O gênero garante a pertença do sujeito a um coletivo e é, igualmente, uma ferramenta para ação. Permite que os pares se reconheçam, se comuniquem e atuem conjuntamente, mesmo quando nunca o fizeram previamente (Clot, 2007a). Forma, ainda, uma etiqueta social para o convívio entre os profissionais e para manejar as relações interpessoais que se formam em torno de objetivos de ação comuns. Por outra via, é um instrumento para a mobilização e determina as formas de proceder aceitas pelo coletivo. Recorre-se ao gênero para evitar os erros, recorrem-se às normatividades e descrições providas pela memória coletiva comum. Ao gênero cabe uma função psicológica essencial, de onde decorre seu caráter transpessoal, porque não vincula sujeitos entre si, entretanto, profissionais em suas interações (Clot, 2010a). Conforme Clot (2007a), o gênero, em uma situação dada, determina as atividades, todavia prescinde das idiossincrasias dos indivíduos que as realizam. Garante-se, para além de uma relação interpessoal específica, a interação entre profissionais, tornando os lugares que esses ocupam instrumentos para própria ação. Assim, o gênero "diz, sem dizer, o que deve fazer em tal ou qual situação o suposto desconhecido que jamais vamos conhecer" (p. 50).

A ideia do gênero como uma ferramenta tem suas raízes no pensamento de Bakhtin (1997), mas, neste caso, como um instrumento utilizado para a fala de um modo geral. Para compreender este postulado é essencial aprofundar a definição de enunciado expressa acima.

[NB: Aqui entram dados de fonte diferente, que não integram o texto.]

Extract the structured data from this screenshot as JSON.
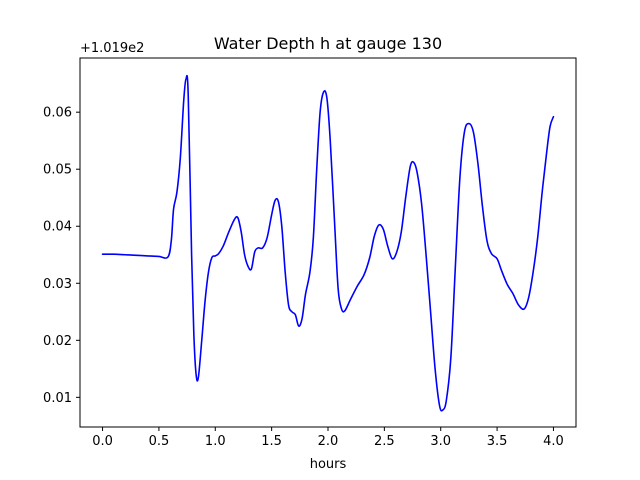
{
  "chart_data": {
    "type": "line",
    "title": "Water Depth h at gauge 130",
    "xlabel": "hours",
    "ylabel": "",
    "y_offset_label": "+1.019e2",
    "xlim": [
      -0.2,
      4.2
    ],
    "ylim": [
      0.0048,
      0.0695
    ],
    "x_ticks": [
      0.0,
      0.5,
      1.0,
      1.5,
      2.0,
      2.5,
      3.0,
      3.5,
      4.0
    ],
    "x_tick_labels": [
      "0.0",
      "0.5",
      "1.0",
      "1.5",
      "2.0",
      "2.5",
      "3.0",
      "3.5",
      "4.0"
    ],
    "y_ticks": [
      0.01,
      0.02,
      0.03,
      0.04,
      0.05,
      0.06
    ],
    "y_tick_labels": [
      "0.01",
      "0.02",
      "0.03",
      "0.04",
      "0.05",
      "0.06"
    ],
    "grid": false,
    "series_color": "#0000ff",
    "series": [
      {
        "points": [
          [
            0.0,
            0.0351
          ],
          [
            0.1,
            0.0351
          ],
          [
            0.2,
            0.035
          ],
          [
            0.3,
            0.0349
          ],
          [
            0.4,
            0.0348
          ],
          [
            0.5,
            0.0347
          ],
          [
            0.58,
            0.0346
          ],
          [
            0.61,
            0.0375
          ],
          [
            0.63,
            0.043
          ],
          [
            0.66,
            0.046
          ],
          [
            0.69,
            0.052
          ],
          [
            0.72,
            0.062
          ],
          [
            0.74,
            0.0658
          ],
          [
            0.76,
            0.063
          ],
          [
            0.79,
            0.035
          ],
          [
            0.81,
            0.021
          ],
          [
            0.83,
            0.014
          ],
          [
            0.85,
            0.0135
          ],
          [
            0.88,
            0.02
          ],
          [
            0.91,
            0.027
          ],
          [
            0.94,
            0.032
          ],
          [
            0.97,
            0.0345
          ],
          [
            1.0,
            0.0348
          ],
          [
            1.03,
            0.0352
          ],
          [
            1.07,
            0.0365
          ],
          [
            1.12,
            0.039
          ],
          [
            1.17,
            0.0412
          ],
          [
            1.2,
            0.0415
          ],
          [
            1.23,
            0.039
          ],
          [
            1.26,
            0.035
          ],
          [
            1.29,
            0.033
          ],
          [
            1.32,
            0.0325
          ],
          [
            1.35,
            0.0355
          ],
          [
            1.38,
            0.0362
          ],
          [
            1.42,
            0.0362
          ],
          [
            1.46,
            0.038
          ],
          [
            1.5,
            0.042
          ],
          [
            1.53,
            0.0445
          ],
          [
            1.56,
            0.0443
          ],
          [
            1.59,
            0.04
          ],
          [
            1.62,
            0.032
          ],
          [
            1.65,
            0.0262
          ],
          [
            1.68,
            0.025
          ],
          [
            1.71,
            0.0245
          ],
          [
            1.74,
            0.0225
          ],
          [
            1.77,
            0.0238
          ],
          [
            1.8,
            0.028
          ],
          [
            1.84,
            0.032
          ],
          [
            1.87,
            0.038
          ],
          [
            1.9,
            0.05
          ],
          [
            1.93,
            0.06
          ],
          [
            1.96,
            0.0635
          ],
          [
            1.99,
            0.0625
          ],
          [
            2.02,
            0.055
          ],
          [
            2.06,
            0.04
          ],
          [
            2.09,
            0.029
          ],
          [
            2.12,
            0.0255
          ],
          [
            2.15,
            0.0252
          ],
          [
            2.2,
            0.0272
          ],
          [
            2.26,
            0.0295
          ],
          [
            2.32,
            0.0315
          ],
          [
            2.37,
            0.0345
          ],
          [
            2.41,
            0.0382
          ],
          [
            2.45,
            0.0402
          ],
          [
            2.49,
            0.0395
          ],
          [
            2.53,
            0.0365
          ],
          [
            2.57,
            0.0343
          ],
          [
            2.61,
            0.0355
          ],
          [
            2.65,
            0.039
          ],
          [
            2.69,
            0.0452
          ],
          [
            2.73,
            0.0505
          ],
          [
            2.76,
            0.0512
          ],
          [
            2.79,
            0.0495
          ],
          [
            2.83,
            0.044
          ],
          [
            2.87,
            0.035
          ],
          [
            2.91,
            0.025
          ],
          [
            2.95,
            0.015
          ],
          [
            2.99,
            0.0085
          ],
          [
            3.02,
            0.0078
          ],
          [
            3.05,
            0.0095
          ],
          [
            3.09,
            0.017
          ],
          [
            3.13,
            0.033
          ],
          [
            3.17,
            0.0485
          ],
          [
            3.21,
            0.0565
          ],
          [
            3.25,
            0.058
          ],
          [
            3.29,
            0.0565
          ],
          [
            3.33,
            0.051
          ],
          [
            3.37,
            0.0435
          ],
          [
            3.41,
            0.0375
          ],
          [
            3.45,
            0.0352
          ],
          [
            3.5,
            0.0343
          ],
          [
            3.54,
            0.0322
          ],
          [
            3.59,
            0.0298
          ],
          [
            3.64,
            0.0282
          ],
          [
            3.69,
            0.0262
          ],
          [
            3.74,
            0.0255
          ],
          [
            3.78,
            0.0275
          ],
          [
            3.82,
            0.032
          ],
          [
            3.86,
            0.038
          ],
          [
            3.9,
            0.046
          ],
          [
            3.94,
            0.053
          ],
          [
            3.97,
            0.0575
          ],
          [
            4.0,
            0.0592
          ]
        ]
      }
    ]
  }
}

O linguista russo afirma que a "fala só existe, na realidade, na forma concreta dos enunciados de um indivíduo: do sujeito de um discurso-fala. O discurso se molda sempre à forma do enunciado que pertence a um sujeito falante e não pode existir fora dessa forma" (Bakhtin, 1997, p. 293). A fronteira de um enunciado, a demarcação que lhe permite se diferenciar dos demais, está na sucessão que se estabelece entre aqueles que falam. O interlocutor reconhece a pausa no discurso daquele que lhe fala e entende essa sinalização como a passagem da palavra para si, o que demanda uma resposta, mesmo que passiva ou mesmo que não verbal, mas expressa em uma ação que surge como réplica ao enunciado que lhe chega. Assim, o diálogo, que demanda réplicas, pressupõe a presença do outro.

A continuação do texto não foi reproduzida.